Considerando que este gentílico é relativo à cidade do Rio de Janeiro, o que é seu natural ou habitante, há muitos anos tal semântica está equivocada em relação aos times que disputam esse torneio, tornando o campeonato local o único no Brasil a não utilizar o gentílico oficial relativo ao estado.
O Campeonato Carioca, apresentado como “o mais charmoso do país”, realizado na antiga capital da República desde 1906, posteriormente estado da Guanabara. foi disputado, até fusão com o estado do Rio de Janeiro, por times exclusivamente da cidade, com raríssimas exceções, como o Canto do Rio, equipe de Niterói.
As agremiações de outros municípios se organizavam em liga própria, responsável pelo Campeonato Fluminense, que não apresentava importância no cenário regional ou nacional.
A partir de 1979, após a fusão das duas federações formando a Federação de Futebol do Estado do Rio de Janeiro – FERJ, um novo campeonato estadual passou a incorporar clubes do interior do estado, mas optou pela denominação original de “Carioca”, certamente devido à atração que exercia nos torcedores e futuros patrocinadores.
Aproveitando seu modelo estatutário, a presidência é exercida de modo quase vitalício, mesmo existindo eleições periódicas.
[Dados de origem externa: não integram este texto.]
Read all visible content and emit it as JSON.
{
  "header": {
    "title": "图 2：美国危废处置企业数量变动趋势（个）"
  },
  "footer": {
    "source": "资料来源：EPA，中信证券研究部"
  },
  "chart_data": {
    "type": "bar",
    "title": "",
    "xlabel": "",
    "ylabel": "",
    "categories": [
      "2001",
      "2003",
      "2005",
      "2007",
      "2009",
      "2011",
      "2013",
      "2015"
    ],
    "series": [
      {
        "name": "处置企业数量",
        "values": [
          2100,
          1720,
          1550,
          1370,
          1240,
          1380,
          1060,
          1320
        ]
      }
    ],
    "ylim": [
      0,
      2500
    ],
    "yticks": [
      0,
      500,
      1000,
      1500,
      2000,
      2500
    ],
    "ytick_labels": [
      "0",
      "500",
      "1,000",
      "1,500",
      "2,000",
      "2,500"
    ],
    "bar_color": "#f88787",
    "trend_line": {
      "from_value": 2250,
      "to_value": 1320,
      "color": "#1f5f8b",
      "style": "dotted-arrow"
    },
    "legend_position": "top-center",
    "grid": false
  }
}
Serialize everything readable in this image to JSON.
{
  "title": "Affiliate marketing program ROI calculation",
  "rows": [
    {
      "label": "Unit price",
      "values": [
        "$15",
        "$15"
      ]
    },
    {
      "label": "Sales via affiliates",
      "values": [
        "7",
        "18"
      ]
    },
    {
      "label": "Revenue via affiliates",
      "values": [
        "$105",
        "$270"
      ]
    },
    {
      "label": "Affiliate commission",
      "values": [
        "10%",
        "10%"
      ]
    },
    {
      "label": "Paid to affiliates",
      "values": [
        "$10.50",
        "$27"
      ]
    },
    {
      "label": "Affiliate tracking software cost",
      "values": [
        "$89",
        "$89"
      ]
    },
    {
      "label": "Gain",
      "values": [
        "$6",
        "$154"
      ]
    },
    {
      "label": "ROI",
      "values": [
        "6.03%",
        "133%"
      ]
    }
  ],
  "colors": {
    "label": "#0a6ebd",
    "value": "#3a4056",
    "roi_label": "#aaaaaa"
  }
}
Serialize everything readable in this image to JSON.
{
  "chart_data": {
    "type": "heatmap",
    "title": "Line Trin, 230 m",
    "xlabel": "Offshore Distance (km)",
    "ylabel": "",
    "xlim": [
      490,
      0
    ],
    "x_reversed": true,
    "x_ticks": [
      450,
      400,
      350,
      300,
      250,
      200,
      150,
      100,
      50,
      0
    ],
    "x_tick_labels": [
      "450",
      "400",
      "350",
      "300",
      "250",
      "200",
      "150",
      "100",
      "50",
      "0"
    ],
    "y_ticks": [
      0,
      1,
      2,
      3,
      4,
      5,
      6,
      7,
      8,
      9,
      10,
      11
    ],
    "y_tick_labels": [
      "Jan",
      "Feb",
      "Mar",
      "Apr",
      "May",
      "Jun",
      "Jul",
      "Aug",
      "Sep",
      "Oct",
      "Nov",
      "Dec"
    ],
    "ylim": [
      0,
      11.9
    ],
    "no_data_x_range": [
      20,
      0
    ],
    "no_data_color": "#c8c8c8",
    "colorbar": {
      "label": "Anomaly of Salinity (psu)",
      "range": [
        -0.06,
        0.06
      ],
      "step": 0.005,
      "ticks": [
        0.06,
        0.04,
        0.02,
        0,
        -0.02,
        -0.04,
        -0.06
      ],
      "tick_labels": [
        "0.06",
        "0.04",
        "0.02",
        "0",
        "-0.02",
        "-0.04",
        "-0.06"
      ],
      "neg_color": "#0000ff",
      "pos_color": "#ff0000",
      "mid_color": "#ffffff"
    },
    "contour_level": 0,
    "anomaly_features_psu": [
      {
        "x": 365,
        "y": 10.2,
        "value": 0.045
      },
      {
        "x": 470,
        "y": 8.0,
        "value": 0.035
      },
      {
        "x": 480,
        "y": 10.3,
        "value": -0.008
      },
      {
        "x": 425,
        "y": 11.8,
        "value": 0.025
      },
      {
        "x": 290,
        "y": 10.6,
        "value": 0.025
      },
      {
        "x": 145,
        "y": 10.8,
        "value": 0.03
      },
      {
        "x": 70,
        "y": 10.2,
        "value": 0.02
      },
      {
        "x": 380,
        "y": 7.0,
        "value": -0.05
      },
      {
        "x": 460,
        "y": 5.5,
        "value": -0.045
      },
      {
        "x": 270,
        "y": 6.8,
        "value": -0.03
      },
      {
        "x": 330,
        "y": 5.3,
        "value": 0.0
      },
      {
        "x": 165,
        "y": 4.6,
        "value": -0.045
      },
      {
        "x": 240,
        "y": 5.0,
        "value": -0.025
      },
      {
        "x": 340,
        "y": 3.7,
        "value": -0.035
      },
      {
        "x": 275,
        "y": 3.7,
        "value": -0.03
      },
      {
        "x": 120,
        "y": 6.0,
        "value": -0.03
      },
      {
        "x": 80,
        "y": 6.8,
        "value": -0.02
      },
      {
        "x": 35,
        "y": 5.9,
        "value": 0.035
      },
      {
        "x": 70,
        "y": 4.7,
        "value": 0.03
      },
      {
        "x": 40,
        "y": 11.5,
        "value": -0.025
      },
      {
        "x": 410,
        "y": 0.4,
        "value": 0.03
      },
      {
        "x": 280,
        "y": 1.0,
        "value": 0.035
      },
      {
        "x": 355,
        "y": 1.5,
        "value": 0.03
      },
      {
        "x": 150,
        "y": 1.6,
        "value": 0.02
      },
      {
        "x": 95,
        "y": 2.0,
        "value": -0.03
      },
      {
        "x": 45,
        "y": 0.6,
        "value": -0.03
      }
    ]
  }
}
O atual presidente se mantém no cargo desde 2006, enquanto seu antecessor permaneceu por vinte e um anos.
Em 20 de fevereiro de 2022, este autor publicou a coluna https://diariodorio.com/william-bittar-clubes-de-futebol-e-estadios-do-rio/, que tratava dos estádios e clubes efetivamente cariocas, com destaque para doze agremiações esportivas que por mais tempo permaneceram nessa disputa.
Os torcedores mais antigos facilmente se lembrarão da divisão em seis grandes – América, Bangu, Botafogo, Flamengo, Fluminense e Vasco da Gama – e os seis pequenos, quase sempre associados aos bairros onde estavam seus estádios: Bonsucesso, Campo Grande, Madureira, Olaria, Portuguesa e São Cristóvão, este último campeão carioca em 1926 (segundo alguns, também em 1937).
Esses clubes considerados “pequenos”, com muita frequência, revelavam atletas de grande qualidade, muitos deles contratados pelos “grandes” e convocados para Seleção Brasileira, posteriormente “importados” por equipes europeias.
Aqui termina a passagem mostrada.